Come, you who are blessed by my Father; take your inheritance, the kingdom prepared for you since the creation of the world. For I was hungry and you gave me something to eat, I was thirsty and you gave me something to drink, I was a stranger and you invited me in, I needed clothes and you clothed me, I was sick and you looked after me, I was in prison and you came to visit me.  –  Matthew 25:34

This vision of the kingdom of God reveals an interesting perspective into the identification of the face of God.  The scenario is that of the eschatological Christ presented as victor and King.  Yet the ones who belong to the kingdom of the Victor are not warriors and statesmen, nor kings and rulers–rather, it is the sick, the impoverished and the oppressed.  Yet these are not simply citizens of God's eschatological kingdom by proxy, but are more audaciously the ones with whom God in Christ self-identifies.  It is in their faces and lives that God dwells most vividly.

It is often said that God is no respector of persons; and in ways this is probably true.  However, the eschatological Christ reveals that the poor and downtrodden have a special place within the life and kingdom of God.

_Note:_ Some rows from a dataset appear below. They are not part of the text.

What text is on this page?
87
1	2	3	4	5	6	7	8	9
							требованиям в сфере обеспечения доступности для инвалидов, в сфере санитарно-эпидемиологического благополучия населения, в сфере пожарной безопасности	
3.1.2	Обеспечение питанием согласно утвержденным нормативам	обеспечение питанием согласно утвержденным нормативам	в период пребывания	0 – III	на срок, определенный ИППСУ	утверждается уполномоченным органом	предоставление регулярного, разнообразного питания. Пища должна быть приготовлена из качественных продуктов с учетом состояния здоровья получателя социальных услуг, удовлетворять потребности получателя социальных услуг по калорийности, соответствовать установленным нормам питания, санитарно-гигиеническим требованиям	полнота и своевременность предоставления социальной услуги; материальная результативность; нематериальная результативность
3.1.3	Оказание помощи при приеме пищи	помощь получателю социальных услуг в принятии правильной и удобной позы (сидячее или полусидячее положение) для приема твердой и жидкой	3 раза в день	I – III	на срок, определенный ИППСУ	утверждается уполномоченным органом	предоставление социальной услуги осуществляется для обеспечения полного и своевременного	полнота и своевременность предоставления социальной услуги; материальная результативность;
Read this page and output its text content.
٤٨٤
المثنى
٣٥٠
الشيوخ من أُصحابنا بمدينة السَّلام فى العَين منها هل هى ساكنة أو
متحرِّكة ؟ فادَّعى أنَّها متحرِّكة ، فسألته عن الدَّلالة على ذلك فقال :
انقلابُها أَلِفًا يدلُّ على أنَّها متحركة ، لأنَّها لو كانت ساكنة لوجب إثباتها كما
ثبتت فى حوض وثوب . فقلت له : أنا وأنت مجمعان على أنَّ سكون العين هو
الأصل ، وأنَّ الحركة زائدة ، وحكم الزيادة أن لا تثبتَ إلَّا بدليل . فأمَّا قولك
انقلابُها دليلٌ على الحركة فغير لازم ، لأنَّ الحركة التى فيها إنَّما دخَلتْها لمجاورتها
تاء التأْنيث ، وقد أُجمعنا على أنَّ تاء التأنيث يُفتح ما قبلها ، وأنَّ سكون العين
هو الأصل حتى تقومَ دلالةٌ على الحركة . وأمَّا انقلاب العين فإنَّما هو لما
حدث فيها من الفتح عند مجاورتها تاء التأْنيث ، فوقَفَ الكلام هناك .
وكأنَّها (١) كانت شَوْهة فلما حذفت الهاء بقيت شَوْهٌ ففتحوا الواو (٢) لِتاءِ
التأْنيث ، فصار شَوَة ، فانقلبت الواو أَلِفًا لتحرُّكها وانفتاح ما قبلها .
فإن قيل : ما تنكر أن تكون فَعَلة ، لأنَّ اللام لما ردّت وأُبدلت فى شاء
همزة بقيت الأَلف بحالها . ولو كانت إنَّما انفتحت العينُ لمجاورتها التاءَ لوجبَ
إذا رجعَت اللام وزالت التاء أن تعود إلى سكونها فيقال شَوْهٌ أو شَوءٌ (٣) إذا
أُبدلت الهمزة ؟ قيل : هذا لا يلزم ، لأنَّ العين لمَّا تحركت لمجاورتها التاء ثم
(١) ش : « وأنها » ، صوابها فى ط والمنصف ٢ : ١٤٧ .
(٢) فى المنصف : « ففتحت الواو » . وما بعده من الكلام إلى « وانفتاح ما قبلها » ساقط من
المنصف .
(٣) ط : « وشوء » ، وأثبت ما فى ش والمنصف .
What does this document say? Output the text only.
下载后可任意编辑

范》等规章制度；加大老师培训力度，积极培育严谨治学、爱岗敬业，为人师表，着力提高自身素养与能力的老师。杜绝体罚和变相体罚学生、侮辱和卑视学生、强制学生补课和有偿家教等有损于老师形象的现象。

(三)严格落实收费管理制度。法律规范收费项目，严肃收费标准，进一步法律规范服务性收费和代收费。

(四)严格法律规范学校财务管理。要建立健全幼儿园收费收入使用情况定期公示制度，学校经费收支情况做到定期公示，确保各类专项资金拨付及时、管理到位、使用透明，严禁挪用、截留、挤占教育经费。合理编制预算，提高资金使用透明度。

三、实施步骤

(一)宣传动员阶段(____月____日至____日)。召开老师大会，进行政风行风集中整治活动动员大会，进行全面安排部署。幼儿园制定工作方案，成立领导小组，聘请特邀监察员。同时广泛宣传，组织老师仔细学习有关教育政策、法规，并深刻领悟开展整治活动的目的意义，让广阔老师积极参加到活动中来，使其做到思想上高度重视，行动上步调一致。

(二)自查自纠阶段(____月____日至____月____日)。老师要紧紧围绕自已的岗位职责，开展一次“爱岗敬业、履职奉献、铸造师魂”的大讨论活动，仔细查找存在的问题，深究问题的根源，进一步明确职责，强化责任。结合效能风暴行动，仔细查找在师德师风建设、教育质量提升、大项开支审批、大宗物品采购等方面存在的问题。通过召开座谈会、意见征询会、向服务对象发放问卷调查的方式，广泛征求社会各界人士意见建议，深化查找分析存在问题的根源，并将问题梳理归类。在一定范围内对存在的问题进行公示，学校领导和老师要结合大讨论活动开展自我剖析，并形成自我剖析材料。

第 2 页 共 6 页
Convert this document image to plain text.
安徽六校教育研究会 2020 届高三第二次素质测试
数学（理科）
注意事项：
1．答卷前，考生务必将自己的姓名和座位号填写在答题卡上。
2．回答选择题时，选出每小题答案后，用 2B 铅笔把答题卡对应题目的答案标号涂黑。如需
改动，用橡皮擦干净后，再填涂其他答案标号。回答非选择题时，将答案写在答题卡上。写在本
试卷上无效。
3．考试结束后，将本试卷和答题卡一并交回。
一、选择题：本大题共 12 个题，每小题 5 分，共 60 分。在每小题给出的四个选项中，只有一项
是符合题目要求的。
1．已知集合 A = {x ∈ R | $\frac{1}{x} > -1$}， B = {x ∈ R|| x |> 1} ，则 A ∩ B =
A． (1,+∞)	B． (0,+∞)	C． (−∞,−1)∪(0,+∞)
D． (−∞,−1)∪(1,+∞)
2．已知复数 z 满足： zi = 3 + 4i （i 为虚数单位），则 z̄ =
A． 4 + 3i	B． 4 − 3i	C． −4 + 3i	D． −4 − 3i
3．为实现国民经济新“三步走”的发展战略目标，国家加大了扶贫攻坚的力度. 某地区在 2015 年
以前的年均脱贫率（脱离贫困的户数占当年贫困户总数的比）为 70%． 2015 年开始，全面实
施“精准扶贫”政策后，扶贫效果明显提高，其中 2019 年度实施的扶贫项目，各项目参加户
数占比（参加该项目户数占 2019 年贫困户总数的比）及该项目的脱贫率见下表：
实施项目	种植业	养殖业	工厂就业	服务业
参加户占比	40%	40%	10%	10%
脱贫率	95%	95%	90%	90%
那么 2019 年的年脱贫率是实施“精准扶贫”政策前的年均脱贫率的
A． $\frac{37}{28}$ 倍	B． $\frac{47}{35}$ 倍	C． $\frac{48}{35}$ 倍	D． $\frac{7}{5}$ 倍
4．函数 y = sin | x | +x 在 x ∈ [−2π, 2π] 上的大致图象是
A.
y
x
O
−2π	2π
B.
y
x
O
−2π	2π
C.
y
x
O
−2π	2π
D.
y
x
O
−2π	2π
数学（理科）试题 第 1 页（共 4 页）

If the poor and oppressed have such a central place in the eschatological kingdom of God, what then should the Christian response to poverty be?  Historically, the answer has been varied.  At times, the Church has made tremendous outreach toward inclusivity and restoration of the poor and marginalized while, at other times, an unfortunate tendency toward over-spiritualization has resulted in increased oppression and neglect in the name of spreading the gospel.

With either approach, however, the danger is that whether the goal is social good or evangelism, the poor will yet remain "them".   Filling bellies and souls is great, but if the impoverished are ever on the outside, the goal of the eschatological kingdom of God is lost.  

This is why the early Church was so appealing to the poor and distressed.  It was not simply because the people did good things for each other, but because by entering into relationship with the Church, people were welcomed into a community of shared life, acceptance and grace.  In this community they found help and life that vanquished the despair and distress of the world around them.

And this is precisely the picture that we find in this vision of God's kingdom.  The face of Christ within the poor and marginalized professes that these not only find a special place within the heart of God, but that it is through community with "the least of these" that the kingdom of God is realized.  The face of Christ in these calls and compels us all to engage their needs and to welcome them into their lives that we might be incorporated into theirs.  As we do, we find that the kingdom of God is realized in us as we embrace the face of God for which we all seek.